第202話
「ママ……。……あのね! きゅる、司おにいちゃんの事応援してるよ! むずかしー事はよく分かんないけど、リバーシって大変なんだよね? だから応援する!」
「ありがとう、キュルキオネ。凄く励みになるよ」
「にへへー」
司の言葉にキュルキオネは明るく無邪気な笑みを見せた。その顔を見ているだけで悩みや疲れが吹き飛びそうだ。
叶う事ならずっと会話していたかった。だがそうも言っていられない。いよいよと言うべきか、その時が来てしまったのである。
「……そろそろ行かなきゃ」
「えー? もうー? きゅる、もっと司おにいちゃんとお話したーい!」
「うん。私もそうしたい。でもだーめ。世界は私たちを待ってくれないんだから。どんなに辛くても行かなきゃ。……ね?」
「……うん。分かった」
キュルキオネはテトラと司の顔を交互に見つめ、頷いた。
「それじゃあね。司くん。私たちの事、忘れないでね!」
「忘れる訳無いよ。シュレの事も、氷雨さんの事も、シアさんの事も、キュルキオネの事も、そしてテトラの事も……絶対に忘れないから!」
「うん! ……さようなら……司くん。またいつか会おうね!」
「さようならー!」
「……さようなら……テトラ、キュルキオネ……」
それが3人の間で交わされた別れの挨拶となった。
テトラとキュルキオネは姿を執務室内から消した。司が知らないどこかの異世界へと転移したのだろう。
「……」
こうして司は全員と別れ、レギュラオンの執務室に1人取り残されてしまった。広い部屋にただ1人残された事によって訪れた静寂は、彼に孤独感を与える事に。
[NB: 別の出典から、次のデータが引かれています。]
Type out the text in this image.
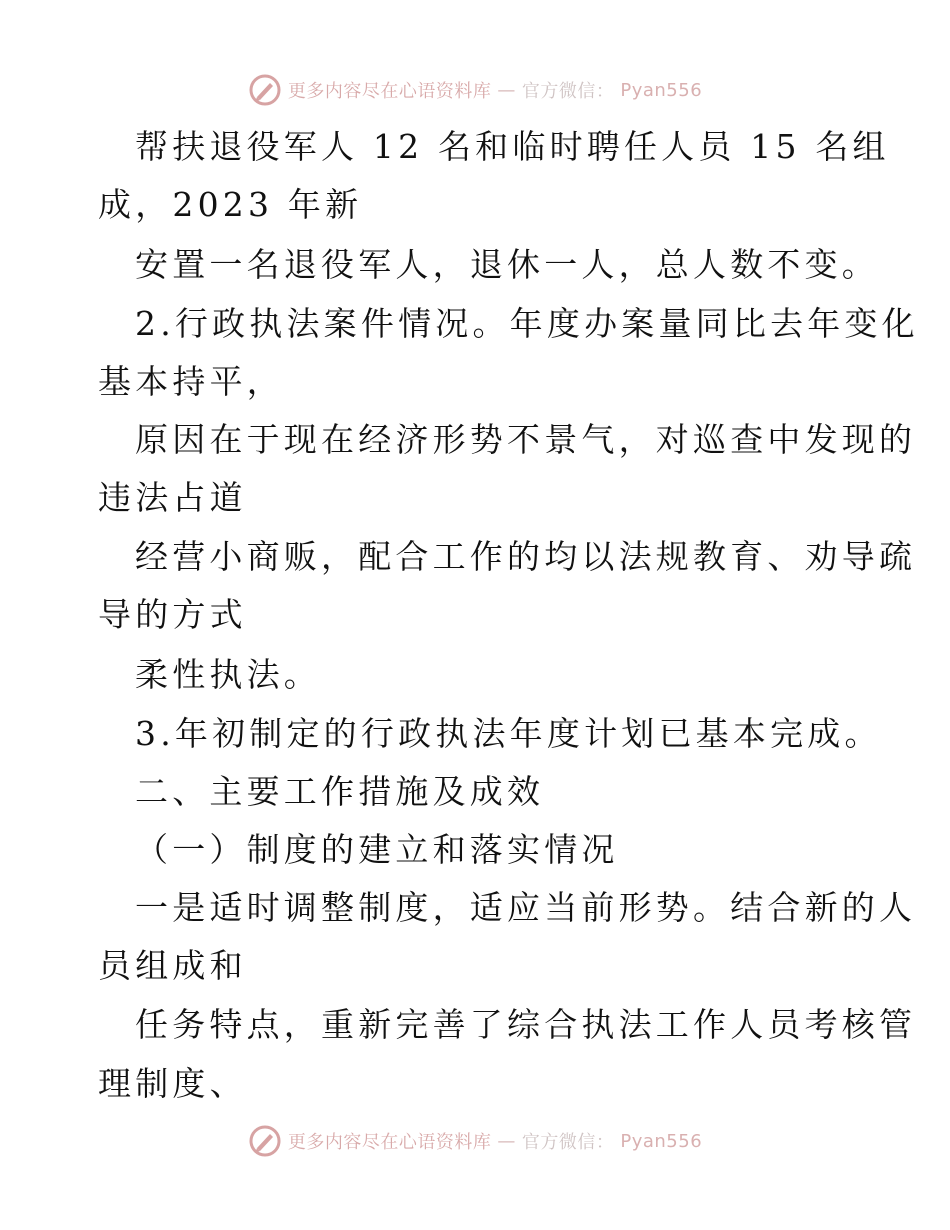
更多内容尽在心语资料库 — 官方微信： Pyan556
帮扶退役军人 12 名和临时聘任人员 15 名组
成，2023 年新
安置一名退役军人，退休一人，总人数不变。
2.行政执法案件情况。年度办案量同比去年变化
基本持平，
原因在于现在经济形势不景气，对巡查中发现的
违法占道
经营小商贩，配合工作的均以法规教育、劝导疏
导的方式
柔性执法。
3.年初制定的行政执法年度计划已基本完成。
二、主要工作措施及成效
（一）制度的建立和落实情况
一是适时调整制度，适应当前形势。结合新的人
员组成和
任务特点，重新完善了综合执法工作人员考核管
理制度、
更多内容尽在心语资料库 — 官方微信： Pyan556
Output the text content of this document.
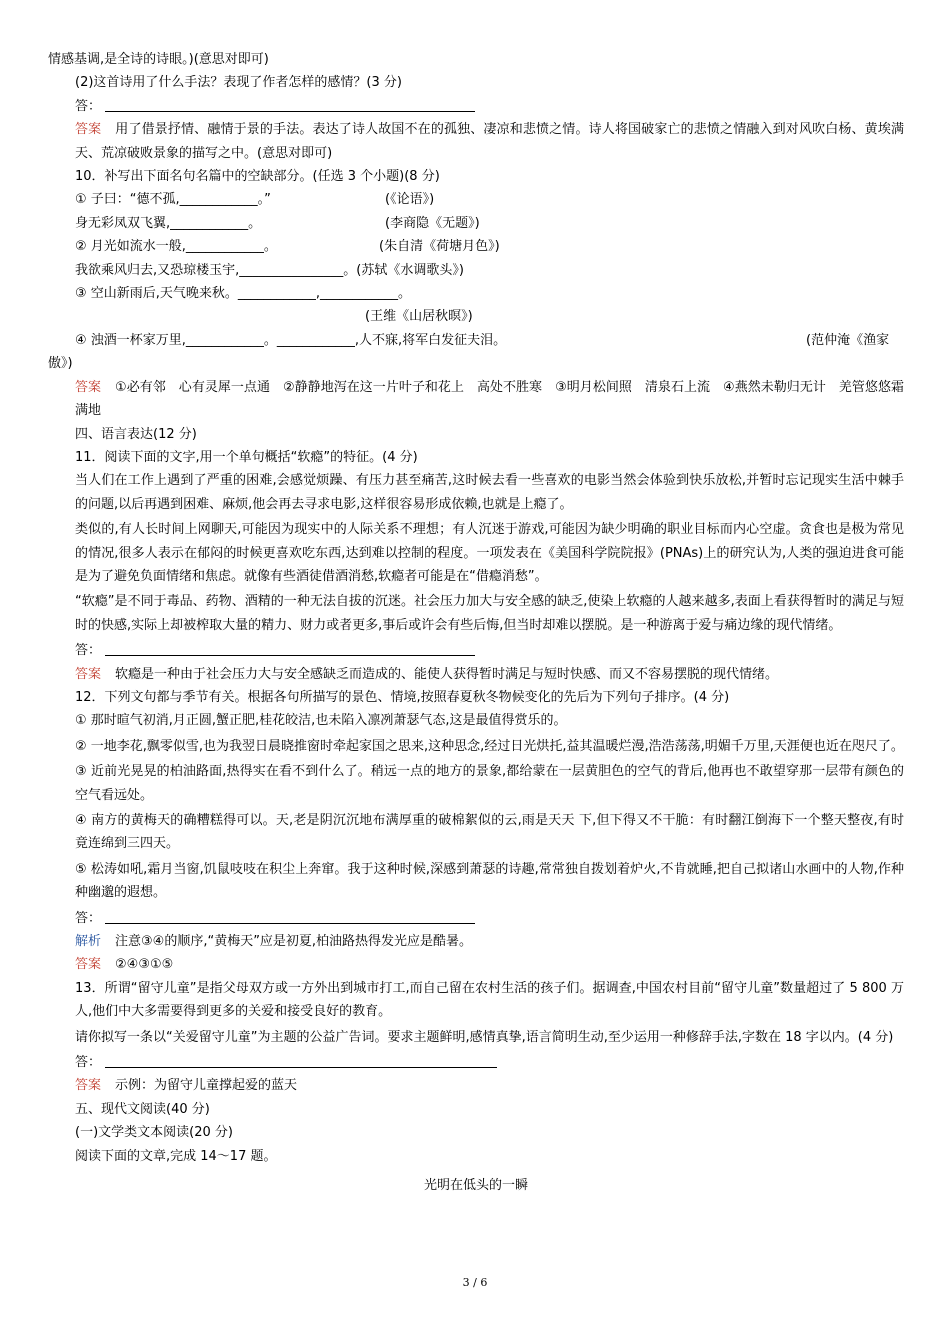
情感基调,是全诗的诗眼。)(意思对即可)

(2)这首诗用了什么手法？表现了作者怎样的感情？(3 分)

答：

答案 用了借景抒情、融情于景的手法。表达了诗人故国不在的孤独、凄凉和悲愤之情。诗人将国破家亡的悲愤之情融入到对风吹白杨、黄埃满天、荒凉破败景象的描写之中。(意思对即可)

10．补写出下面名句名篇中的空缺部分。(任选 3 个小题)(8 分)

① 子曰：“德不孤,____________。”	(《论语》)
身无彩凤双飞翼,____________。	(李商隐《无题》)
② 月光如流水一般,____________。	(朱自清《荷塘月色》)

我欲乘风归去,又恐琼楼玉宇,________________。(苏轼《水调歌头》)

③ 空山新雨后,天气晚来秋。____________,____________。

(王维《山居秋暝》)

④ 浊酒一杯家万里,____________。____________,人不寐,将军白发征夫泪。	(范仲淹《渔家

傲》)

答案 ①必有邻　心有灵犀一点通　②静静地泻在这一片叶子和花上　高处不胜寒　③明月松间照　清泉石上流　④燕然未勒归无计　羌管悠悠霜满地

四、语言表达(12 分)

11．阅读下面的文字,用一个单句概括“软瘾”的特征。(4 分)

当人们在工作上遇到了严重的困难,会感觉烦躁、有压力甚至痛苦,这时候去看一些喜欢的电影当然会体验到快乐放松,并暂时忘记现实生活中棘手的问题,以后再遇到困难、麻烦,他会再去寻求电影,这样很容易形成依赖,也就是上瘾了。

类似的,有人长时间上网聊天,可能因为现实中的人际关系不理想；有人沉迷于游戏,可能因为缺少明确的职业目标而内心空虚。贪食也是极为常见的情况,很多人表示在郁闷的时候更喜欢吃东西,达到难以控制的程度。一项发表在《美国科学院院报》(PNAs)上的研究认为,人类的强迫进食可能是为了避免负面情绪和焦虑。就像有些酒徒借酒消愁,软瘾者可能是在“借瘾消愁”。

“软瘾”是不同于毒品、药物、酒精的一种无法自拔的沉迷。社会压力加大与安全感的缺乏,使染上软瘾的人越来越多,表面上看获得暂时的满足与短时的快感,实际上却被榨取大量的精力、财力或者更多,事后或许会有些后悔,但当时却难以摆脱。是一种游离于爱与痛边缘的现代情绪。

答：

答案 软瘾是一种由于社会压力大与安全感缺乏而造成的、能使人获得暂时满足与短时快感、而又不容易摆脱的现代情绪。

12．下列文句都与季节有关。根据各句所描写的景色、情境,按照春夏秋冬物候变化的先后为下列句子排序。(4 分)

① 那时暄气初消,月正圆,蟹正肥,桂花皎洁,也未陷入凛冽萧瑟气态,这是最值得赏乐的。

② 一地李花,飘零似雪,也为我翌日晨晓推窗时牵起家国之思来,这种思念,经过日光烘托,益其温暖烂漫,浩浩荡荡,明媚千万里,天涯便也近在咫尺了。

③ 近前光晃晃的柏油路面,热得实在看不到什么了。稍远一点的地方的景象,都给蒙在一层黄胆色的空气的背后,他再也不敢望穿那一层带有颜色的空气看远处。

④ 南方的黄梅天的确糟糕得可以。天,老是阴沉沉地布满厚重的破棉絮似的云,雨是天天 下,但下得又不干脆：有时翻江倒海下一个整天整夜,有时竟连绵到三四天。

⑤ 松涛如吼,霜月当窗,饥鼠吱吱在积尘上奔窜。我于这种时候,深感到萧瑟的诗趣,常常独自拨划着炉火,不肯就睡,把自己拟诸山水画中的人物,作种种幽邈的遐想。

答：

解析 注意③④的顺序,“黄梅天”应是初夏,柏油路热得发光应是酷暑。

答案 ②④③①⑤

13．所谓“留守儿童”是指父母双方或一方外出到城市打工,而自己留在农村生活的孩子们。据调查,中国农村目前“留守儿童”数量超过了 5 800 万人,他们中大多需要得到更多的关爱和接受良好的教育。

请你拟写一条以“关爱留守儿童”为主题的公益广告词。要求主题鲜明,感情真挚,语言简明生动,至少运用一种修辞手法,字数在 18 字以内。(4 分)

答：

答案 示例：为留守儿童撑起爱的蓝天

五、现代文阅读(40 分)

(一)文学类文本阅读(20 分)

阅读下面的文章,完成 14～17 题。

光明在低头的一瞬

3 / 6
「帰ろう。レギュラオン総帥は長居するなって言ってたし……」
足を動かしていた方がまだ気が紛れると思って司は歩き出す。
部屋のロックを解錠し、外に出た司はそのまま扉を閉めた。
レギュラオンも言っていたが、この部屋はオートロックであり、司は外に出るだけで自動的に施錠される仕組みだ。故に鍵の心配をする必要は特に無いのである。
1人でエンペル・ギアの外まで歩いた司はふと立ち止まり、空を見上げる。雲1つない青空が広がり、清々しいまでの晴天だ。
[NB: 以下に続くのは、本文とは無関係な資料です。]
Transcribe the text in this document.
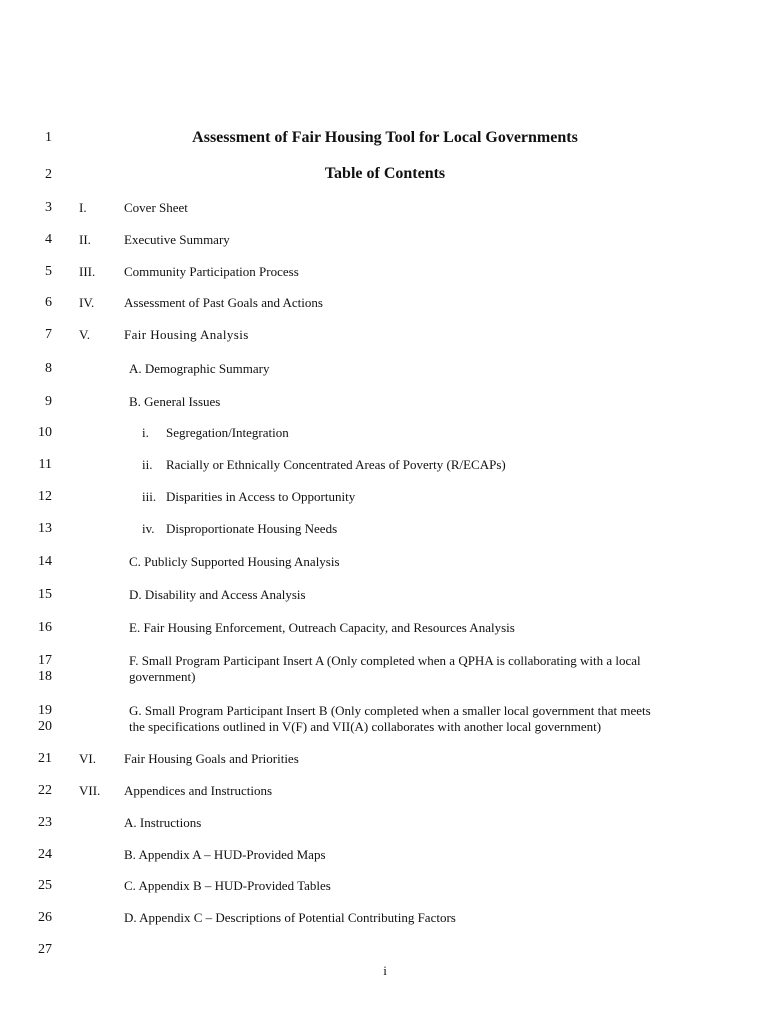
1
2
3
4
5
6
7
8
9
10
11
12
13
14
15
16
17
18
19
20
21
22
23
24
25
26
27
Assessment of Fair Housing Tool for Local Governments
Table of Contents
I.	Cover Sheet
II.	Executive Summary
III. Community Participation Process
IV. Assessment of Past Goals and Actions
V.	Fair Housing Analysis
A. Demographic Summary
B. General Issues
i. Segregation/Integration
ii. Racially or Ethnically Concentrated Areas of Poverty (R/ECAPs)
iii. Disparities in Access to Opportunity
iv. Disproportionate Housing Needs
C. Publicly Supported Housing Analysis
D. Disability and Access Analysis
E. Fair Housing Enforcement, Outreach Capacity, and Resources Analysis
F. Small Program Participant Insert A (Only completed when a QPHA is collaborating with a local
government)
G. Small Program Participant Insert B (Only completed when a smaller local government that meets
the specifications outlined in V(F) and VII(A) collaborates with another local government)
VI. Fair Housing Goals and Priorities
VII. Appendices and Instructions
A. Instructions
B. Appendix A – HUD-Provided Maps
C. Appendix B – HUD-Provided Tables
D. Appendix C – Descriptions of Potential Contributing Factors
i
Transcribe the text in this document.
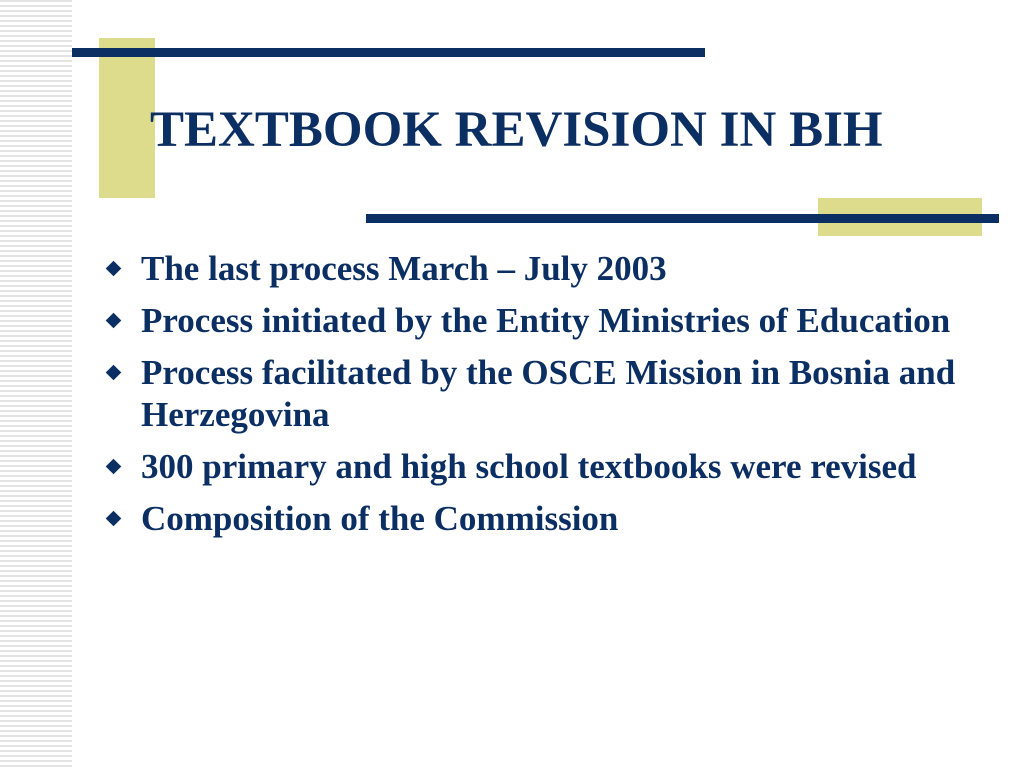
TEXTBOOK REVISION IN BIH
The last process March – July 2003
Process initiated by the Entity Ministries of Education
Process facilitated by the OSCE Mission in Bosnia and Herzegovina
300 primary and high school textbooks were revised
Composition of the Commission
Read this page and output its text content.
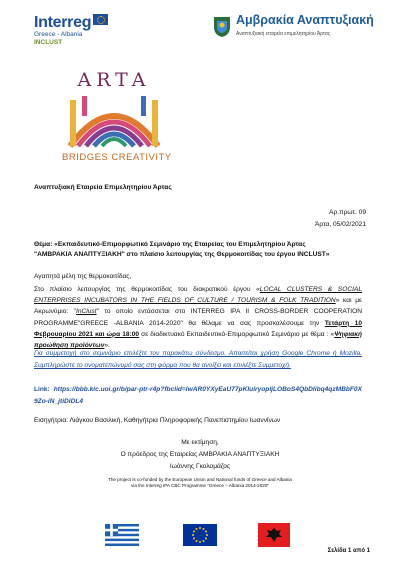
Interreg
Greece - Albania
INCLUST
Αμβρακία Αναπτυξιακή
Αναπτυξιακή εταιρεία επιμελητηρίου Άρτας
ARTA
BRIDGES CREATIVITY
Αναπτυξιακή Εταιρεία Επιμελητηρίου Άρτας
Αρ.πρωτ. 09
Άρτα, 05/02/2021
Θέμα: «Εκπαιδευτικό-Επιμορφωτικό Σεμινάριο της Εταιρείας του Επιμελητηρίου Άρτας
"ΑΜΒΡΑΚΙΑ ΑΝΑΠΤΥΞΙΑΚΗ" στο πλαίσιο λειτουργίας της Θερμοκοιτίδας του έργου INCLUST»
Αγαπητά μέλη της θερμοκοιτίδας,
Στο πλαίσιο λειτουργίας της θερμοκοιτίδας του διακρατικού έργου «LOCAL CLUSTERS & SOCIAL ENTERPRISES INCUBATORS IN THE FIELDS OF CULTURE / TOURISM & FOLK TRADITION» και με Ακρωνύμιο: "InClust" το οποίο εντάσσεται στο INTERREG IPA II CROSS-BORDER COOPERATION PROGRAMME"GREECE -ALBANIA 2014-2020" θα θέλαμε να σας προσκαλέσουμε την Τετάρτη 10 Φεβρουαρίου 2021 και ώρα 18:00 σε διαδικτυακό Εκπαιδευτικό-Επιμορφωτικό Σεμινάριο με θέμα : «Ψηφιακή προώθηση προϊόντων».
Για συμμετοχή στο σεμινάριο επιλέξτε τον παρακάτω σύνδεσμο. Απαιτείται χρήση Google Chrome ή Mozilla. Συμπληρώστε το ονοματεπώνυμό σας στη φόρμα που θα ανοίξει και επιλέξτε Συμμετοχή.
Link: https://bbb.kic.uoi.gr/b/par-ptr-r4p?fbclid=IwAR0YXyEaU77pKluiryopljLOBoS4QbDIibq4qzMBbF0X9Zo-iN_jtiDiDL4
Εισηγήτρια: Λιάγκου Βασιλική, Καθηγήτρια Πληροφορικής Πανεπιστημίου Ιωαννίνων
Με εκτίμηση,
Ο πρόεδρος της Εταιρείας ΑΜΒΡΑΚΙΑ ΑΝΑΠΤΥΞΙΑΚΗ
Ιωάννης Γκολομάζος
The project is co-funded by the European Union and National funds of Greece and Albania
via the Interreg IPA CBC Programme "Greece – Albania 2014-2020"
Σελίδα 1 από 1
「 (今頃テトラたちはどんな空を見てるんだろう……) 」
1人になった事で自分は彼らと別れたのだという実感が湧き、司は時間差で強烈な寂しさを覚えた。
だがそんな時である。司の正面から歩いてきた1人の女性が今となっては聞き馴染みのある声で彼に話し掛けた。
「ふん、別れの挨拶は済んだか?」
「……!? れ、レギュラオン総帥!?」
何と会談に行ったはずのレギュラオンが当たり前のようにそこに居たのだ。色々な感情が全て驚きで上書きされたような気分である。
「五大機関の会談に行ったはずでは?」
「何の話だ? そんな予定、今日のスケジュールには無いが?」
「ええ……」
「そんな事よりだ。話を戻すが、あいつらとの別れは済んだか?」
レギュラオンの質問に司は再び彼らとの別れを思い出し、感傷に浸った。
「はい……」
「そうか」
一体何の為に彼女は司に話し掛けたのか甚だ疑問である。まさかただ慰める為だけにという訳でもないだろう。